Here’s What it Feels Like to be Process-Based

It begins with a spark of curiosity. You are drawn towards something and because it interests you, you easily invest your attention there. Learning and exploration follow. Since your senses are open, you can more easily detect danger and misalignment.

Alignment feels like plugging in to a generator, and the electricity starts flowing. Sensing danger requires digging deeper - until you uncover the true cause of it.

The further you go, the more you learn.

The more you learn, the more curious you become.

Being open to curiosity expands possibility.

You know how things always make more sense in retrospect?
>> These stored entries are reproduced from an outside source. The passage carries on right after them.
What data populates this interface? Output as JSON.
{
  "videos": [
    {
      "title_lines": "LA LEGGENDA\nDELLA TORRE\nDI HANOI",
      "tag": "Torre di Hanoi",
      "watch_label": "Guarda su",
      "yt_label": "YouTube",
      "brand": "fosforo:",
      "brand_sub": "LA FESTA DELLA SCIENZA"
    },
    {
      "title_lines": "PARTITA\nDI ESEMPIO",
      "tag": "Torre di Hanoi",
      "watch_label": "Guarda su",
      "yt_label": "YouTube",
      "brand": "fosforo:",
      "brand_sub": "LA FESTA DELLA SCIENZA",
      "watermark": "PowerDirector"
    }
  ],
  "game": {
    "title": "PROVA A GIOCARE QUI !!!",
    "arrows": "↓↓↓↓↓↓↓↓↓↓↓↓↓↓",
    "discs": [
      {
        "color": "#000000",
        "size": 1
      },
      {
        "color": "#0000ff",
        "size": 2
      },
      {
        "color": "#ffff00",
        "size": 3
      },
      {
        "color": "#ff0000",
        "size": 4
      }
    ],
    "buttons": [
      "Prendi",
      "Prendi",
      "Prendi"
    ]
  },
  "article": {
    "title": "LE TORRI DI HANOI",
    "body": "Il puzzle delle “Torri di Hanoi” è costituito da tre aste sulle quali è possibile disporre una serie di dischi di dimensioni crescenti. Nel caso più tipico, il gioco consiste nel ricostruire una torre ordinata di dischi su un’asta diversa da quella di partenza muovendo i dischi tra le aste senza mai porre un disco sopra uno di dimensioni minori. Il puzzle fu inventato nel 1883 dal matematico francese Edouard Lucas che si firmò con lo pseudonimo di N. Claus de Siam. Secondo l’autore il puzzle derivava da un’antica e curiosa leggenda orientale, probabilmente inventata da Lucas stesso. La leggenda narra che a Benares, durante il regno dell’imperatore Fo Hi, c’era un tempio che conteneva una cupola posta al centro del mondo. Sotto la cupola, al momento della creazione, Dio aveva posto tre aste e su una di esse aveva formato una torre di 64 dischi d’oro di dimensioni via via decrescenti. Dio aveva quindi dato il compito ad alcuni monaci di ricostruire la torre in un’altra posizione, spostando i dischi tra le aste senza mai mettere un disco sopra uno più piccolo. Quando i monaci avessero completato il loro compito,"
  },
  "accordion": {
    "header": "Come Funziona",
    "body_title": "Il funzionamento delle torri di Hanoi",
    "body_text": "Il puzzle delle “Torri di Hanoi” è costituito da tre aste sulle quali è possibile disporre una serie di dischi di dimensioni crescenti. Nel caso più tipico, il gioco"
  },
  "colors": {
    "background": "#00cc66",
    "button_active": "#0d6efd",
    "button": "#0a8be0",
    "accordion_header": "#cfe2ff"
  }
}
When you choose the drunken walk as an intentional mode of operation, you are choosing to follow the path and to be present to the experience before you get to tie the neat bow around it. The reward is all sorts of surprises you couldn’t have imagined.

Plot Twist

Here’s a fun twist to the story. Nervousness and excitement are nearly identical from a physiological perspective - they feel the same. The distinction comes from when we cognitively assign meaning to the feeling. Because the body responds quicker than the mind, there is a critical point in time where you can choose whether to contract in fear or expand into possibility.

My Story Continues

Currently, I find myself in a new transition. After founding and running a nonprofit arts service organization* for the past 11 years, I feel that same pressure as I look for new work. What is my title? Industry? What’s the linear progression of my work history?

This time around, I’m not even going to try to contort myself into something more linear.

I’ve moved on.

Now I’m following my curiosity to explore a new set of questions:

  • What becomes possible when we stop treating the body as secondary to thinking and instead let it lead?

  • How can we infuse movement into the language we use so our words carry more weight - more life?

  • What would it look like for creativity to function as infrastructure - in our communities, our businesses, and our ability to envision the future?

I don’t know exactly where these questions will lead.

They may attract collaborators.
They may open unexpected opportunities.
They may connect me with people who are asking similar things.
They may invite pushback - and take me somewhere deeper.

But I do know this:

This is the path that feels most like home.

*I feel a similar tension in how arts nonprofits are funded - trying to fit process-based work into measurable, outcome-based frameworks can constrict the very creativity those systems aim to support. I’m currently exploring what more generative, win-win models could look like.